How to add an output table:
If an output table is killed, you can add an empty function to the generated svchost. dll. However, you need to modify the resource once every compilation. In fact, we add the following statement to the source code:
Extern "C" _ decLsPec (dllExport) Bool JustTempFun (); // Declaration
......
Extern "C" _ declspec (dllexport) bool JustTempFun () // implementation
{
Return false;
}
After compilation, the output table will be changed, and some will be able to eliminate code.

6. gh0st automatically generates 6to4ex. dll modifications
The 6to4ex is automatically generated when many websites' questions are asked. dll problems, some enthusiastic Station friends also put forward their own opinions, I feel that some people proposed the solution is not completely correct, it may cause misunderstanding of the people who just started, I will explain 1 according to my own understanding.

The gh0st server is started through svchost-netsvcs. Therefore, the program must use the netsvcs service, and the server is generated based on netsvcs. Therefore, it cannot be said that server generation is random. Compared with most systems, it is basically fixed. Let's look at the analysis below.

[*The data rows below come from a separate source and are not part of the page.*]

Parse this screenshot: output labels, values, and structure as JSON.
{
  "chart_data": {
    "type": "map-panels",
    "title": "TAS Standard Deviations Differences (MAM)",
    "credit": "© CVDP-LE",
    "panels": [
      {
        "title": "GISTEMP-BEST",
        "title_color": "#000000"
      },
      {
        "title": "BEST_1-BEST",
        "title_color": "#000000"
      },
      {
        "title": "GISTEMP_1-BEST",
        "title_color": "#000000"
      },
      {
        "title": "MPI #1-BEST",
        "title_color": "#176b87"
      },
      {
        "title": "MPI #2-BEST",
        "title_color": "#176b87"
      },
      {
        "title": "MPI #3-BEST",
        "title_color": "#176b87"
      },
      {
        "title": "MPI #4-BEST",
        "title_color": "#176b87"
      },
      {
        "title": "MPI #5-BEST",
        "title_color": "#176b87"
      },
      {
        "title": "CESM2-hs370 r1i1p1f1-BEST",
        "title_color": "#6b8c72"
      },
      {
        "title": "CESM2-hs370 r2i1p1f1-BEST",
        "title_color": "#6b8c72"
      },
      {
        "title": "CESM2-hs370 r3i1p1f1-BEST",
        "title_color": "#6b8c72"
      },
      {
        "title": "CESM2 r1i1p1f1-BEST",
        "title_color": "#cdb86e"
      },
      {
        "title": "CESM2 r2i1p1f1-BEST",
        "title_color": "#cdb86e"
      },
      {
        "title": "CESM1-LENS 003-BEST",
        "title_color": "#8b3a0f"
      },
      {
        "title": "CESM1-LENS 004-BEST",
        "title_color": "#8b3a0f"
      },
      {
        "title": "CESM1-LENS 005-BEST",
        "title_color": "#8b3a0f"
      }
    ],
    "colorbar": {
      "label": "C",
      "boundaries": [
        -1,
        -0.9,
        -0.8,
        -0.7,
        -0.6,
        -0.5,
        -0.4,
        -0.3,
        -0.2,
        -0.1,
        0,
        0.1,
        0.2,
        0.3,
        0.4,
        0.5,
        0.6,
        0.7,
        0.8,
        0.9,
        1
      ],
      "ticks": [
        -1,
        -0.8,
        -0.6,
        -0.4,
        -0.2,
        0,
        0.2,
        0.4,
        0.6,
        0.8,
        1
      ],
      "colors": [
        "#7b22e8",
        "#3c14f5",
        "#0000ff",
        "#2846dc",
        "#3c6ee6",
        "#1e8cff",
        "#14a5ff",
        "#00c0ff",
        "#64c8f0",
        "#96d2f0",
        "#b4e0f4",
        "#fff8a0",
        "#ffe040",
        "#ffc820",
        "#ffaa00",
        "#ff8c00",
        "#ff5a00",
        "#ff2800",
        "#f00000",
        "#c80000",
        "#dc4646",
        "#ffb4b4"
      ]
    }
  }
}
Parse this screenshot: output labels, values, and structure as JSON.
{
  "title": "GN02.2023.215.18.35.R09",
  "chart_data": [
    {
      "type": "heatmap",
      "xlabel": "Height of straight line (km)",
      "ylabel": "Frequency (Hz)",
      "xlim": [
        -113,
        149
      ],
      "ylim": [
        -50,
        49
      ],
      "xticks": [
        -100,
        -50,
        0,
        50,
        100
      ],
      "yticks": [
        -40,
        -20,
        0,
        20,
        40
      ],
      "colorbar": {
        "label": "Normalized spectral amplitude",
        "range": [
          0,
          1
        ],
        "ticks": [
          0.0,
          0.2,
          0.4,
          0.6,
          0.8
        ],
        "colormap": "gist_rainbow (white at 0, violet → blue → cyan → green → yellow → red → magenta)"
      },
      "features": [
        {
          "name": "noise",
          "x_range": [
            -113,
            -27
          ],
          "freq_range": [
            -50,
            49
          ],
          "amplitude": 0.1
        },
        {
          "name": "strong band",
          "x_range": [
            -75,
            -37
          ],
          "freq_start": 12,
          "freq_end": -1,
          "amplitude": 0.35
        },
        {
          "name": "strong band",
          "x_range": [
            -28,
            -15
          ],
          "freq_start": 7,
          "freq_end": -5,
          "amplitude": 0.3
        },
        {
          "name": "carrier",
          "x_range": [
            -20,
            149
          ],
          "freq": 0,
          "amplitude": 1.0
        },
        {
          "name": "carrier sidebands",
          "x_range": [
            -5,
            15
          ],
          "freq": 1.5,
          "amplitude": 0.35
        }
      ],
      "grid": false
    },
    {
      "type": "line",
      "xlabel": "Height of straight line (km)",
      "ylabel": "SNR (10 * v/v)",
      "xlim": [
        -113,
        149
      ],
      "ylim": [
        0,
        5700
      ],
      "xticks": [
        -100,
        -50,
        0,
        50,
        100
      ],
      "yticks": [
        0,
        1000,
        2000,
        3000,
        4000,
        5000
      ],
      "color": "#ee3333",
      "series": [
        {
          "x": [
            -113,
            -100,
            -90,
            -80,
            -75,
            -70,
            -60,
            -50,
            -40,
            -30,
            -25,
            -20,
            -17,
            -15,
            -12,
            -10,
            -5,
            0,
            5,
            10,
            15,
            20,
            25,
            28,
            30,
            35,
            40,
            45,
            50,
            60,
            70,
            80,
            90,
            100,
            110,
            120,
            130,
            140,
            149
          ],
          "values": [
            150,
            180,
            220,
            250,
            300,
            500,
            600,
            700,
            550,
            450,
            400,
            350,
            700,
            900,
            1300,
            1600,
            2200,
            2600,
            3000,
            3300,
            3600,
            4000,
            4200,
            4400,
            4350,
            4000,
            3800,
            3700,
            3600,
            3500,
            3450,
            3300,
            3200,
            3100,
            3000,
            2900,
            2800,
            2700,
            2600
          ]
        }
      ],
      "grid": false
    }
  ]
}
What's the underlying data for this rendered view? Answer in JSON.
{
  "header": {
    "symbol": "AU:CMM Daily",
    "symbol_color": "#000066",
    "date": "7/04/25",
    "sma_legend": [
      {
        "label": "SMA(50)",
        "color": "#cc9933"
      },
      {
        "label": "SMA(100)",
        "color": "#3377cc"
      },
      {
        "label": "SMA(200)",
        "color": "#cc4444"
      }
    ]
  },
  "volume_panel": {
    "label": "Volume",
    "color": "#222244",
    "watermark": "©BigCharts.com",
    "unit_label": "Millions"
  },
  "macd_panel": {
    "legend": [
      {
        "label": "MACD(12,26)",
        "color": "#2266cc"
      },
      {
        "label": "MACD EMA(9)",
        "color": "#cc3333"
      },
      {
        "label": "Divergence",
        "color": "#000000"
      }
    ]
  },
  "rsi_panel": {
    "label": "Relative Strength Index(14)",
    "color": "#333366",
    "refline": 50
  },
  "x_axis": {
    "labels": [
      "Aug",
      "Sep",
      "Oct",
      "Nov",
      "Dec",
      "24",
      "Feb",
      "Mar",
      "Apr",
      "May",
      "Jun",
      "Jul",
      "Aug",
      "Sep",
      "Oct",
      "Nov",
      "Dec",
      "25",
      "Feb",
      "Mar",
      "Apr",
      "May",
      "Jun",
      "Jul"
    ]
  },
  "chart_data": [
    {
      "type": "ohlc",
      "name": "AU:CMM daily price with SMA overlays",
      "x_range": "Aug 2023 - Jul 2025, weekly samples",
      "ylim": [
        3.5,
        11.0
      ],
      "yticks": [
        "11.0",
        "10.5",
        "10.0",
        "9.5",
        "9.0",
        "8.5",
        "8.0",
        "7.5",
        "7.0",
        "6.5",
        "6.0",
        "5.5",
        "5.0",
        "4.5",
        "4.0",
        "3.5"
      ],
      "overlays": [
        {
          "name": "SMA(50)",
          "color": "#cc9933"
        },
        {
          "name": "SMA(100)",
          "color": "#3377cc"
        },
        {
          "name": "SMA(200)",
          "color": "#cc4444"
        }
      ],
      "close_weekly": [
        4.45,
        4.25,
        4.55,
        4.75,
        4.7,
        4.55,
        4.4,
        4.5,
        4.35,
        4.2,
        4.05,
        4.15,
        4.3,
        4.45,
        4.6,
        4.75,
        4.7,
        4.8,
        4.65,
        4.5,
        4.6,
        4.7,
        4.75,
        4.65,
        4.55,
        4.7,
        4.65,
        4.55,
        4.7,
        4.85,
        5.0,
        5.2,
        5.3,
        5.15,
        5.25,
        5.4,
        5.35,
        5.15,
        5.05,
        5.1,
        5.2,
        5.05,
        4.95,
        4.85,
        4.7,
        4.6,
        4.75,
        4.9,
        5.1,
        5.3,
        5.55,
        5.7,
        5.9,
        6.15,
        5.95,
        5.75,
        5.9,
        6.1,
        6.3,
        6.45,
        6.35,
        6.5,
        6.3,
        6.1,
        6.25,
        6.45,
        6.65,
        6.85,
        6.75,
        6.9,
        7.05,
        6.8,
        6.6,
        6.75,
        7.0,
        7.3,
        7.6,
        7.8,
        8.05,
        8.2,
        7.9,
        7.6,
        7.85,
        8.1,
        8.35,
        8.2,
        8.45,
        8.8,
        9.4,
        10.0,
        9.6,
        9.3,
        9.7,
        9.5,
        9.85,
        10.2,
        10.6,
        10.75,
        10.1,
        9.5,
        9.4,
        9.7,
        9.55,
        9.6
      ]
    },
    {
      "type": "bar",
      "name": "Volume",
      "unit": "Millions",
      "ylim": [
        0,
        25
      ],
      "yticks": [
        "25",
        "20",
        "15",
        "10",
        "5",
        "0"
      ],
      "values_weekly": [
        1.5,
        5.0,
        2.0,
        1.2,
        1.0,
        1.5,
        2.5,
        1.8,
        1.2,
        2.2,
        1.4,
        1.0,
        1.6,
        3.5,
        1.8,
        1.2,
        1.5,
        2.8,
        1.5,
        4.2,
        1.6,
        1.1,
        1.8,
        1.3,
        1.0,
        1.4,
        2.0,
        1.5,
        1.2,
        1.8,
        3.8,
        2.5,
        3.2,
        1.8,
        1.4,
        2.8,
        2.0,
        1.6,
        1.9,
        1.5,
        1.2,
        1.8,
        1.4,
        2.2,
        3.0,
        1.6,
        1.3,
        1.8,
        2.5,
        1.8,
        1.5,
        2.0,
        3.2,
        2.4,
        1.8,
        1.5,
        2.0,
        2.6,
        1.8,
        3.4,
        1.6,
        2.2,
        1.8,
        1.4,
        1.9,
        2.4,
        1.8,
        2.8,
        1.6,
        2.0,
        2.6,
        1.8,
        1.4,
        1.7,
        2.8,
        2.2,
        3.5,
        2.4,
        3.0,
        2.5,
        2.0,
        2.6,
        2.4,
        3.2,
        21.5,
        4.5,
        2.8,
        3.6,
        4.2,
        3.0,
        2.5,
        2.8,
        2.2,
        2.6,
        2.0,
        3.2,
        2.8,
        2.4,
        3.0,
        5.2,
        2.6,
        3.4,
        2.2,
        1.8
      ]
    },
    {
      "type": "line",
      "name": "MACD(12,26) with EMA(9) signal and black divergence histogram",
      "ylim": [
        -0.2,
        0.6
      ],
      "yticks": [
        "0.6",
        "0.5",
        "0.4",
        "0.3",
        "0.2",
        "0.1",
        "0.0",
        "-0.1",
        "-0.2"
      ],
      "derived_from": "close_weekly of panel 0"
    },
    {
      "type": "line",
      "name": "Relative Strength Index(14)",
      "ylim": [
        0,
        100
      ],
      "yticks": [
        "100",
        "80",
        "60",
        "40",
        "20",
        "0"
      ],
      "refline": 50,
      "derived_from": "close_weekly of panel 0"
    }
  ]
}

View install. the InstallService () method in cpp first traverses the service items in HKEY_LOCAL_MACHINE/SOFTWARE/Microsoft/Windows NT/CurrentVersion/Svchost. After finding a service, the program replaces the service, delete the original service and generate the corresponding service item + ex. dll files replace the original service. The 6to4 service is generally ranked first. The 6to4 service is an automatic tunnel construction method, it only requires a unique IPv4 address in the world to connect the entire site to IPv6. This service is basically idle for general users, so our program will replace the 6to4 service and generate 6to4ex in the windows/system32/directory. dll, 6to4ex will be started later. If you skip this service, you will generate services such as Ias and Iprip in sequence. If the netsvcs item does not have a service that can be replaced, the program adds one service by itself. The name is Netsvcs_0x % d generated by the AddsvchostService () method.
 

 

Related Article

Contact Us

The content source of this page is from Internet, which doesn't represent Alibaba Cloud's opinion; products and services mentioned on that page don't have any relationship with Alibaba Cloud. If the content of the page makes you feel confusing, please write us an email, we will handle the problem within 5 days after receiving your email.

If you find any instances of plagiarism from the community, please send an email to: info-contact@alibabacloud.com and provide relevant evidence. A staff member will contact you within 5 working days.

A Free Trial That Lets You Build Big!

Start building with 50+ products and up to 12 months usage for Elastic Compute Service

  • Sales Support

    1 on 1 presale consultation

  • After-Sales Support

    24/7 Technical Support 6 Free Tickets per Quarter Faster Response

  • Alibaba Cloud offers highly flexible support services tailored to meet your exact needs.